A little over twenty years ago, at a time when Zooropa was the most recent album that U2 had released, if you had asked me what my favorite U2 song was, I’d have told you “Dirty Day”. I knew and enjoyed “Bad”, “With or Without You”, “All I Want is You”, and all the rest of the songs, hits and otherwise, that defined U2’s sound at that point in their career, but “Dirty Day” affected me in a way that no other song could or did. It was of the moment, in that it sounded so modern and obviously captured the band at a time when they were searching out new sounds and new ideas, yet at the same time it was so different from anything that was on the radio or anywhere else. Even on Zooropa, “Dirty Day” stood out as the lone rock song on album which was packed with mostly experimental Euro-pop. Heck, out of everything that U2 has ever recorded, there are very few songs that sound anything like “Dirty Day” and the song is made all that much more powerful because of its lonely status.

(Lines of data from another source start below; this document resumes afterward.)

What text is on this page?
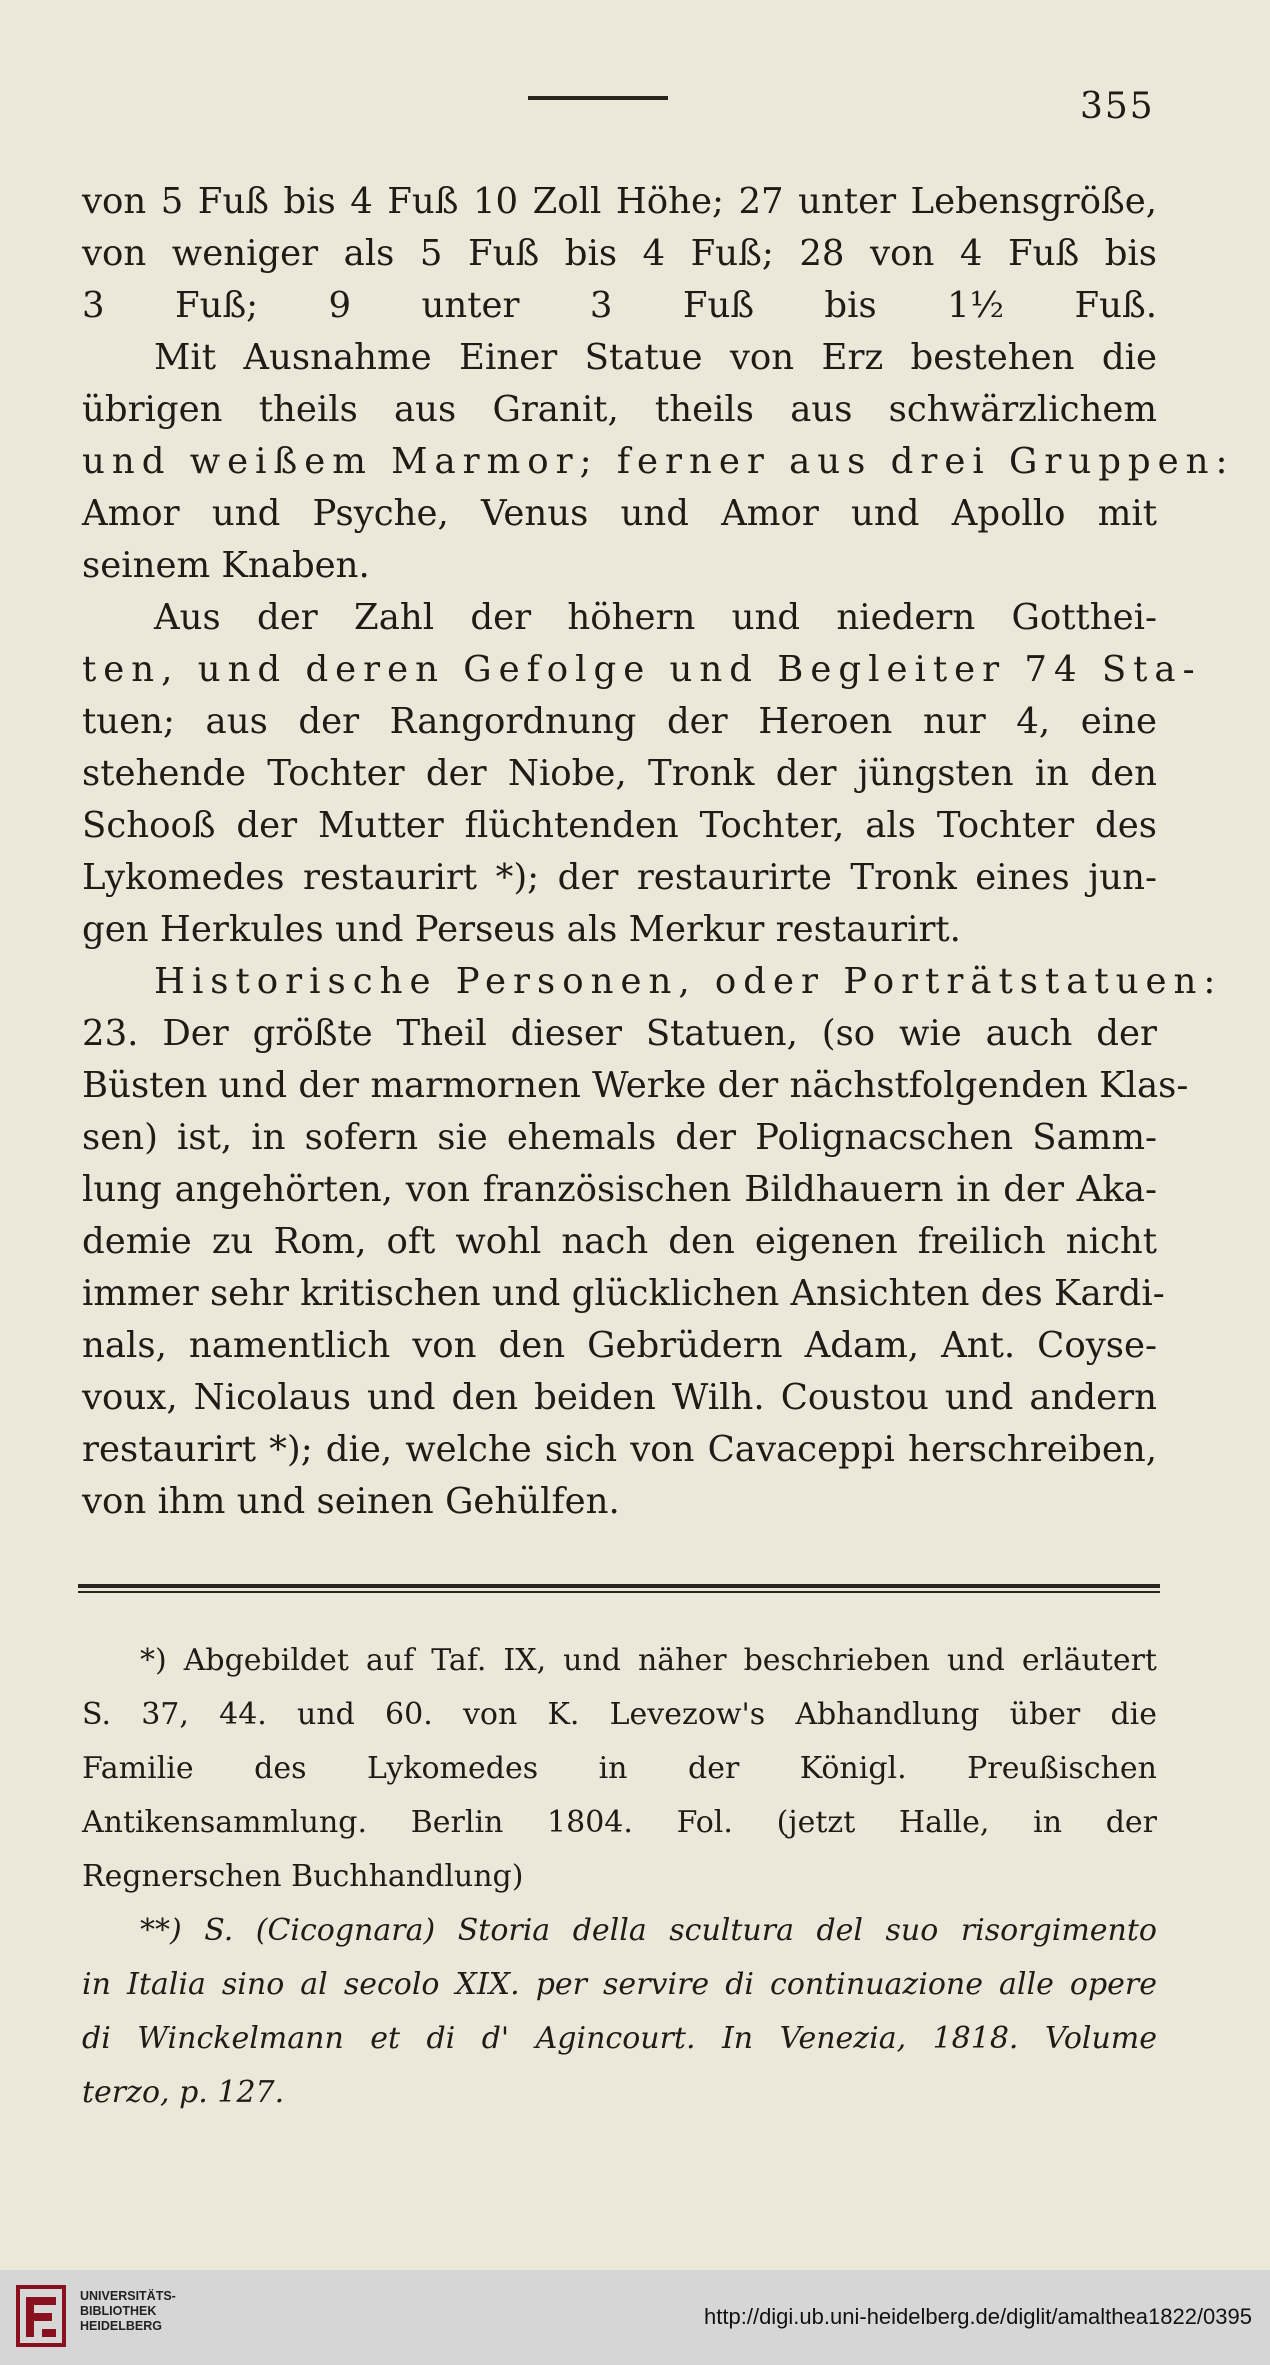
355
von 5 Fuß bis 4 Fuß 10 Zoll Höhe; 27 unter Lebensgröße,
von weniger als 5 Fuß bis 4 Fuß; 28 von 4 Fuß bis
3 Fuß; 9 unter 3 Fuß bis 1½ Fuß.
Mit Ausnahme Einer Statue von Erz bestehen die
übrigen theils aus Granit, theils aus schwärzlichem
und weißem Marmor; ferner aus drei Gruppen:
Amor und Psyche, Venus und Amor und Apollo mit
seinem Knaben.
Aus der Zahl der höhern und niedern Gotthei-
ten, und deren Gefolge und Begleiter 74 Sta-
tuen; aus der Rangordnung der Heroen nur 4, eine
stehende Tochter der Niobe, Tronk der jüngsten in den
Schooß der Mutter flüchtenden Tochter, als Tochter des
Lykomedes restaurirt *); der restaurirte Tronk eines jun-
gen Herkules und Perseus als Merkur restaurirt.
Historische Personen, oder Porträtstatuen:
23. Der größte Theil dieser Statuen, (so wie auch der
Büsten und der marmornen Werke der nächstfolgenden Klas-
sen) ist, in sofern sie ehemals der Polignacschen Samm-
lung angehörten, von französischen Bildhauern in der Aka-
demie zu Rom, oft wohl nach den eigenen freilich nicht
immer sehr kritischen und glücklichen Ansichten des Kardi-
nals, namentlich von den Gebrüdern Adam, Ant. Coyse-
voux, Nicolaus und den beiden Wilh. Coustou und andern
restaurirt *); die, welche sich von Cavaceppi herschreiben,
von ihm und seinen Gehülfen.
*) Abgebildet auf Taf. IX, und näher beschrieben und erläutert
S. 37, 44. und 60. von K. Levezow's Abhandlung über die
Familie des Lykomedes in der Königl. Preußischen
Antikensammlung. Berlin 1804. Fol. (jetzt Halle, in der
Regnerschen Buchhandlung)
**) S. (Cicognara) Storia della scultura del suo risorgimento
in Italia sino al secolo XIX. per servire di continuazione alle opere
di Winckelmann et di d' Agincourt. In Venezia, 1818. Volume
terzo, p. 127.
UNIVERSITÄTS-
BIBLIOTHEK
HEIDELBERG	http://digi.ub.uni-heidelberg.de/diglit/amalthea1822/0395
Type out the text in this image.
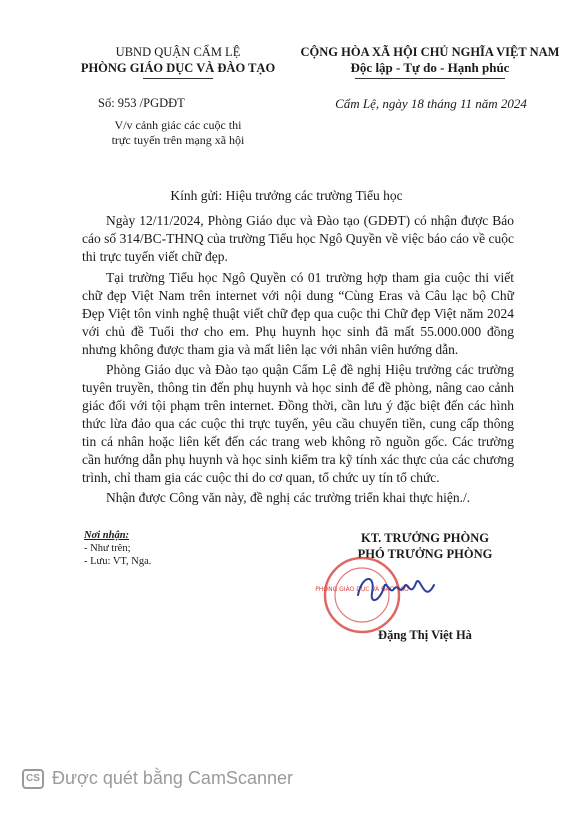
UBND QUẬN CẨM LỆ
PHÒNG GIÁO DỤC VÀ ĐÀO TẠO
CỘNG HÒA XÃ HỘI CHỦ NGHĨA VIỆT NAM
Độc lập - Tự do - Hạnh phúc
Số: 953 /PGDĐT	Cẩm Lệ, ngày 18 tháng 11 năm 2024
V/v cảnh giác các cuộc thi
trực tuyến trên mạng xã hội
Kính gửi: Hiệu trưởng các trường Tiểu học
Ngày 12/11/2024, Phòng Giáo dục và Đào tạo (GDĐT) có nhận được Báo cáo số 314/BC-THNQ của trường Tiểu học Ngô Quyền về việc báo cáo về cuộc thi trực tuyến viết chữ đẹp.
Tại trường Tiểu học Ngô Quyền có 01 trường hợp tham gia cuộc thi viết chữ đẹp Việt Nam trên internet với nội dung “Cùng Eras và Câu lạc bộ Chữ Đẹp Việt tôn vinh nghệ thuật viết chữ đẹp qua cuộc thi Chữ đẹp Việt năm 2024 với chủ đề Tuổi thơ cho em. Phụ huynh học sinh đã mất 55.000.000 đồng nhưng không được tham gia và mất liên lạc với nhân viên hướng dẫn.
Phòng Giáo dục và Đào tạo quận Cẩm Lệ đề nghị Hiệu trưởng các trường tuyên truyền, thông tin đến phụ huynh và học sinh để đề phòng, nâng cao cảnh giác đối với tội phạm trên internet. Đồng thời, cần lưu ý đặc biệt đến các hình thức lừa đảo qua các cuộc thi trực tuyến, yêu cầu chuyển tiền, cung cấp thông tin cá nhân hoặc liên kết đến các trang web không rõ nguồn gốc. Các trường cần hướng dẫn phụ huynh và học sinh kiểm tra kỹ tính xác thực của các chương trình, chỉ tham gia các cuộc thi do cơ quan, tổ chức uy tín tổ chức.
Nhận được Công văn này, đề nghị các trường triển khai thực hiện./.
Nơi nhận:
- Như trên;
- Lưu: VT, Nga.
KT. TRƯỞNG PHÒNG
PHÓ TRƯỞNG PHÒNG
PHÒNG GIÁO DỤC VÀ ĐÀO TẠO
Đặng Thị Việt Hà
CS Được quét bằng CamScanner
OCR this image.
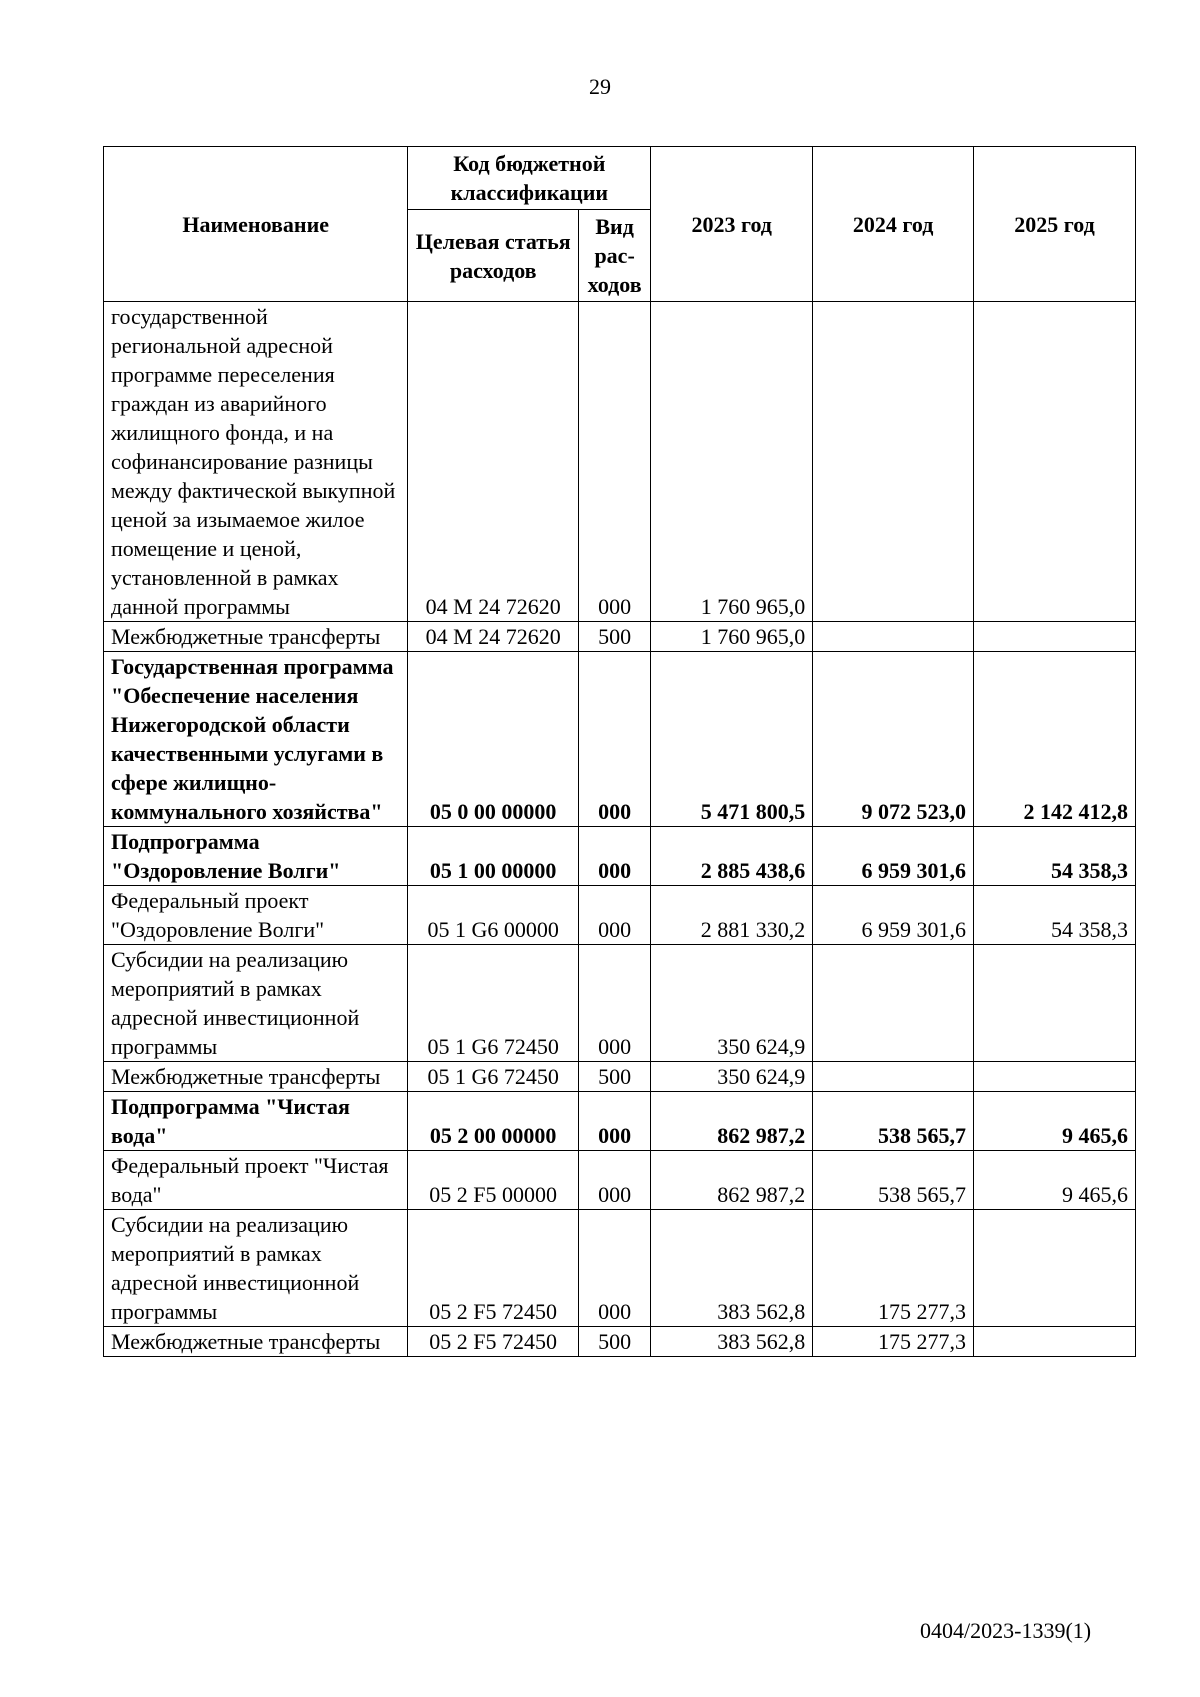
29
Наименование	Код бюджетной классификации		2023 год	2024 год	2025 год
	Целевая статья расходов	Вид рас-ходов			
государственной региональной адресной программе переселения граждан из аварийного жилищного фонда, и на софинансирование разницы между фактической выкупной ценой за изымаемое жилое помещение и ценой, установленной в рамках данной программы	04 М 24 72620	000	1 760 965,0		
Межбюджетные трансферты	04 М 24 72620	500	1 760 965,0		
Государственная программа "Обеспечение населения Нижегородской области качественными услугами в сфере жилищно-коммунального хозяйства"	05 0 00 00000	000	5 471 800,5	9 072 523,0	2 142 412,8
Подпрограмма "Оздоровление Волги"	05 1 00 00000	000	2 885 438,6	6 959 301,6	54 358,3
Федеральный проект "Оздоровление Волги"	05 1 G6 00000	000	2 881 330,2	6 959 301,6	54 358,3
Субсидии на реализацию мероприятий в рамках адресной инвестиционной программы	05 1 G6 72450	000	350 624,9		
Межбюджетные трансферты	05 1 G6 72450	500	350 624,9		
Подпрограмма "Чистая вода"	05 2 00 00000	000	862 987,2	538 565,7	9 465,6
Федеральный проект "Чистая вода"	05 2 F5 00000	000	862 987,2	538 565,7	9 465,6
Субсидии на реализацию мероприятий в рамках адресной инвестиционной программы	05 2 F5 72450	000	383 562,8	175 277,3	
Межбюджетные трансферты	05 2 F5 72450	500	383 562,8	175 277,3	
0404/2023-1339(1)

The song starts out with a gradually faded-in bass riff, some dire-sounding keys, threatening guitar and a simple drum pattern — mostly cymbal and snare. Bono’s unusually sober voice then joins the rising tide of sound, rising and falling over the insistent rhythm before cresting in a falsetto that is soft and gentle and crushingly urgent all at the same time. The end of the first verse is signalled when the dam breaks and the listener is swept away on waves of unrestrained guitar and passionate, unruly percussion. The pattern repeats, with the music alternating between the menace of the verse and the outright violence of the instrumental chorus several times. The climax occurs at the end of the song when Edge and Bono raise their voices together in a refrain that was borrowed from one of Bono’s favorite writers, Charles Bukowski: “The days run away like horses over the hills.”
Although “Dirty Day” stands by itself in many ways. it fits in with some other U2 songs, such as “So Cruel” and “Love is Blindness”, in one way — the theme, which is one of love gone wrong. Not necessarily a romantic love, though, unlike those other songs. At times, it feels like “Dirty Day” is talking about a paternal, fatherly love. Whatever the case, Bono is taking the blame here: “I was the bad guy who walked out.” Clearly, there was some horrific personal event that the singer is trying to distance himself from, but it seems that he knows that his own life and the life of the one he left behind, whether lover or child, are forever entwined “I’m in you, moreso when they put me in the ground.”
Like several songs from Zooropa, “Dirty Day” was only ever played live on the tail end of the ZooTV Tour, making appearances at all ten of the shows on that tour’s final leg, but nowhere else. Given the frequency with which U2 play material from Achtung Baby, I think that it would be really great if they could pay some attention to their other albums from the nineties — Zooropa, Pop, or even the Passengers album —Original Soundtracks Vol 1. Of the three possibilities, Zooropa seems the most likely, as U2 has mostly disowned Pop and there is little aside from “Miss Sarajevo” from Passengers that would fit in at a U2 show. With that in mind, I actually think that “Dirty Day” might have a chance at getting played some time in the future. Heck, I remember a time when we all thought that we’d never hear “The Fly” live again, and this current tour has shown us with “Red Hill Mining Town” that anything is possible.